Looking for some insight.

Building a small vallet box like this










I need to hide the end grain exposed from the sides. I origianlly was going to make a drawer extend to the sides but i don't really like that idea. Then i thought maybe about veneer?

Any ideas?


----------



## Loren (May 30, 2008)

If you're going to ebonize it, I recommend not
worrying about the end grain. Just thoroughly
dye your filler and fill the pores well. With 
pores filled the end grain becomes much less
obtrusive.


----------



## lateralus819 (Mar 24, 2013)

Sorry should had elaborated Lored.

It's made from mahogany. I was just referring how there is a drawer in the front and exposed endgrain.


----------



## donwilwol (May 16, 2011)

All end grain seems to be in the front, so what side end grain will there be?

Other than veneering you could miter it.


----------



## Yonak (Mar 27, 2014)

You could employ breadboard ends but then, of course, you'd have a bit of end grain at the top corners.


----------



## CharlesA (Jun 24, 2013)

I'm a bit confused. Are you concerned about the end rain showing in the front beside the drawers? Why do you need to hide it? How will you finish it?


----------



## brtech (May 26, 2010)

It's hard to see why it will be bothersome. You certainly can use veneer tape easily enough if you want to. You would be able to see the edge of the veneer from the side, but it is very thin.

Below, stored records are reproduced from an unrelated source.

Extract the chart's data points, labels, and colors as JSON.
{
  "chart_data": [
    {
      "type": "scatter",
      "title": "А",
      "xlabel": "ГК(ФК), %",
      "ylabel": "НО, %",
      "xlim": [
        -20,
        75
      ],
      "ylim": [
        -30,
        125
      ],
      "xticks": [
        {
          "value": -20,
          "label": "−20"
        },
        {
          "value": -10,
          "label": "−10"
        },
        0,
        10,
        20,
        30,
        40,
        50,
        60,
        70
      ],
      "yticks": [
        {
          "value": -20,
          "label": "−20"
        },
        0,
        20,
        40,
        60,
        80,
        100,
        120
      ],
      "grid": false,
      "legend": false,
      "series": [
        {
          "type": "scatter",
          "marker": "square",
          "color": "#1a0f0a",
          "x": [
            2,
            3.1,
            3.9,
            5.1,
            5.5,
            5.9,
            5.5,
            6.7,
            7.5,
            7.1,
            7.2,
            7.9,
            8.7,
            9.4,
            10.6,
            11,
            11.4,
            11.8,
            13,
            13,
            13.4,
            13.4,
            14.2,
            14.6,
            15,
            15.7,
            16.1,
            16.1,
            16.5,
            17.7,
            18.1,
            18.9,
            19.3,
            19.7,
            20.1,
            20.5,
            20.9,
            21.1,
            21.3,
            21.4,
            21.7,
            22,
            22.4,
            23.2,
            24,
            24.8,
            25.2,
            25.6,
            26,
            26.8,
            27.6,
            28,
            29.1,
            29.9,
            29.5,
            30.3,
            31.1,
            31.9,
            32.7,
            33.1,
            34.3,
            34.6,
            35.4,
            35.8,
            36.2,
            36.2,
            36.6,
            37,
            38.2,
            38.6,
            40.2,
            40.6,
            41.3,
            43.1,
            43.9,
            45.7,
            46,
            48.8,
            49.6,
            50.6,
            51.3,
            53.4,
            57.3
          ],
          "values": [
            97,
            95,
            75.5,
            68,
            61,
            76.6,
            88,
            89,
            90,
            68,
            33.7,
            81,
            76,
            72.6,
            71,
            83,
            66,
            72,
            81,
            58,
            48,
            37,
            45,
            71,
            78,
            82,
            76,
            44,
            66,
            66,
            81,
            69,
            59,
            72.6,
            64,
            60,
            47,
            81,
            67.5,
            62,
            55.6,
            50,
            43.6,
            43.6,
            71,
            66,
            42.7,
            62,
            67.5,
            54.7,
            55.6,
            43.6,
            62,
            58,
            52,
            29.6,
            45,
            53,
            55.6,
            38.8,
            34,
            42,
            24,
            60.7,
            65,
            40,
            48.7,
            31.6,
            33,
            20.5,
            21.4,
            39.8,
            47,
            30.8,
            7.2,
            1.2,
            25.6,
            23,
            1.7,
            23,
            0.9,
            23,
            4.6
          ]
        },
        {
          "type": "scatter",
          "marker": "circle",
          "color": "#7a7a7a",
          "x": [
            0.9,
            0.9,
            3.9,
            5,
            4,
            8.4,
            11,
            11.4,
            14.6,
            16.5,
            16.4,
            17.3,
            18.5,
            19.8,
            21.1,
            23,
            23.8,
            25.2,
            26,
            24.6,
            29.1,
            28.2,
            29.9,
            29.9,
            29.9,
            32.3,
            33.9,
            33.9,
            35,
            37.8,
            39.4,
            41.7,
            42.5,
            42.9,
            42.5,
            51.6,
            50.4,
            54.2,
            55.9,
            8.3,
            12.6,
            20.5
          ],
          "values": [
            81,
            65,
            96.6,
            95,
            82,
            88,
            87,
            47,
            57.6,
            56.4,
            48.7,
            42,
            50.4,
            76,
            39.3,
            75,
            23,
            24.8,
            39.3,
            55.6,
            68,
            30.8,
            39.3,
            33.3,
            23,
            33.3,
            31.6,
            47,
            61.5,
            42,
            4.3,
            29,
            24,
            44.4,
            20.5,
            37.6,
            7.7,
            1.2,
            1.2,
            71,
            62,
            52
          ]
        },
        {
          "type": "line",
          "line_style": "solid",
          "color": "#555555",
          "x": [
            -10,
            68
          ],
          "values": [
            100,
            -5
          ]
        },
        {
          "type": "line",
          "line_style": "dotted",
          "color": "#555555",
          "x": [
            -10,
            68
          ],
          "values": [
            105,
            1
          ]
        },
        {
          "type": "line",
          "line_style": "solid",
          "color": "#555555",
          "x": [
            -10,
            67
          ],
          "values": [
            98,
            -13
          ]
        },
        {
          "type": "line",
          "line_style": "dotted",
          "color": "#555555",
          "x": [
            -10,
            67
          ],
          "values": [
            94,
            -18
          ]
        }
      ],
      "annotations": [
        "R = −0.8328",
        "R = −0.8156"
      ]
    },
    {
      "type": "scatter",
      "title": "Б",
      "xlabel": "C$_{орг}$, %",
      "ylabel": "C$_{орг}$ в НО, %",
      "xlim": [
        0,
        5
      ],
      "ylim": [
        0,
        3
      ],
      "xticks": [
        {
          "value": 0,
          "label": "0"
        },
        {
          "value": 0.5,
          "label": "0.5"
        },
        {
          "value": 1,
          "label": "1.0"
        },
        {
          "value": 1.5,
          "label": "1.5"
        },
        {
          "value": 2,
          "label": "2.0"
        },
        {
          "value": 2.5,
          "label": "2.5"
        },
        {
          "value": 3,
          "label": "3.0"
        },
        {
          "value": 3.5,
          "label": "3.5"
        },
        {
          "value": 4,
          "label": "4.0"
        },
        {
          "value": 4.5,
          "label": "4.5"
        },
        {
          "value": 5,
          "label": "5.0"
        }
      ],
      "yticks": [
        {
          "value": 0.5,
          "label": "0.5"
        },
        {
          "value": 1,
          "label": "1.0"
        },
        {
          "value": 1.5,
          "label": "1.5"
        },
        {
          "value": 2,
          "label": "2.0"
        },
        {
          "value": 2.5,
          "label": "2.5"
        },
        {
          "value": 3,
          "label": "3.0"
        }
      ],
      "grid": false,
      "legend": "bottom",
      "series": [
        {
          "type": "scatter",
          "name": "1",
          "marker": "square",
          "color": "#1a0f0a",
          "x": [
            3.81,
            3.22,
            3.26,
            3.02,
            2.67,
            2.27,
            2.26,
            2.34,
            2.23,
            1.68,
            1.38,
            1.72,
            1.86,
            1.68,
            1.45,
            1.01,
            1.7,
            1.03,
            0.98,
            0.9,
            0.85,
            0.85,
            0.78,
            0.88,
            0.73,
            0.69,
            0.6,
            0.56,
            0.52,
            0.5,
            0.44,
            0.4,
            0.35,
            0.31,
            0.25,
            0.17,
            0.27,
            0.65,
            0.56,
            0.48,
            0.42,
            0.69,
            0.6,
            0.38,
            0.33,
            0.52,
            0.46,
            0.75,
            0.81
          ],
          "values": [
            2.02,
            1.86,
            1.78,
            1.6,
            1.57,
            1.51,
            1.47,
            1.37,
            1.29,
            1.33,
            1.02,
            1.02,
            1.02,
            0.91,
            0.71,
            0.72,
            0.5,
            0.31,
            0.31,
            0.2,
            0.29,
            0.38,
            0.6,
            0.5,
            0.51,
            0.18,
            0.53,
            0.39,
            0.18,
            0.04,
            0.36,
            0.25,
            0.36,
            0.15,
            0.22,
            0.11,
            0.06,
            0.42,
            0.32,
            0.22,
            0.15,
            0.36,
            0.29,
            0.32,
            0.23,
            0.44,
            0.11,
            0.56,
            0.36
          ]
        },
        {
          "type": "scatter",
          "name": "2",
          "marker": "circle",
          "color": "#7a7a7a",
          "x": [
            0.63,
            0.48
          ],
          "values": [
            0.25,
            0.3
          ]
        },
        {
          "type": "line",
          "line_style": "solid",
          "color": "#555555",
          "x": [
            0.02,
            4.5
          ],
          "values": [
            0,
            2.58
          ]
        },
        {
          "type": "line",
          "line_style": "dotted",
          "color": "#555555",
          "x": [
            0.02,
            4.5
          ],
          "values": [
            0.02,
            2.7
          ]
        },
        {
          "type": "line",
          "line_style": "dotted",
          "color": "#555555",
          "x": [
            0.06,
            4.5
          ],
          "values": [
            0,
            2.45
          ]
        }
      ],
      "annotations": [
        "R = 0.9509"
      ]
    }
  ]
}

You can use miters only if you make the drawer narrower.

You could also consider using a box joint for all 4 corners, which doesn't cover the end grain, but incorporates it as part of the design.

Use the trick of an extra sanding step with a higher grit on end grain so it absorbs less finish.


----------



## wormil (Nov 19, 2011)

Two ways to hide the end grain completely are an overlay drawer front or mitered edge banding. 
edit; just realized you don't want to do an overlay drawer.


----------



## JayT (May 6, 2012)

Full blind dovetails come to mind. Never done them, but they would give plenty of strength and not show end grain.

My other thought would be splined miters.


----------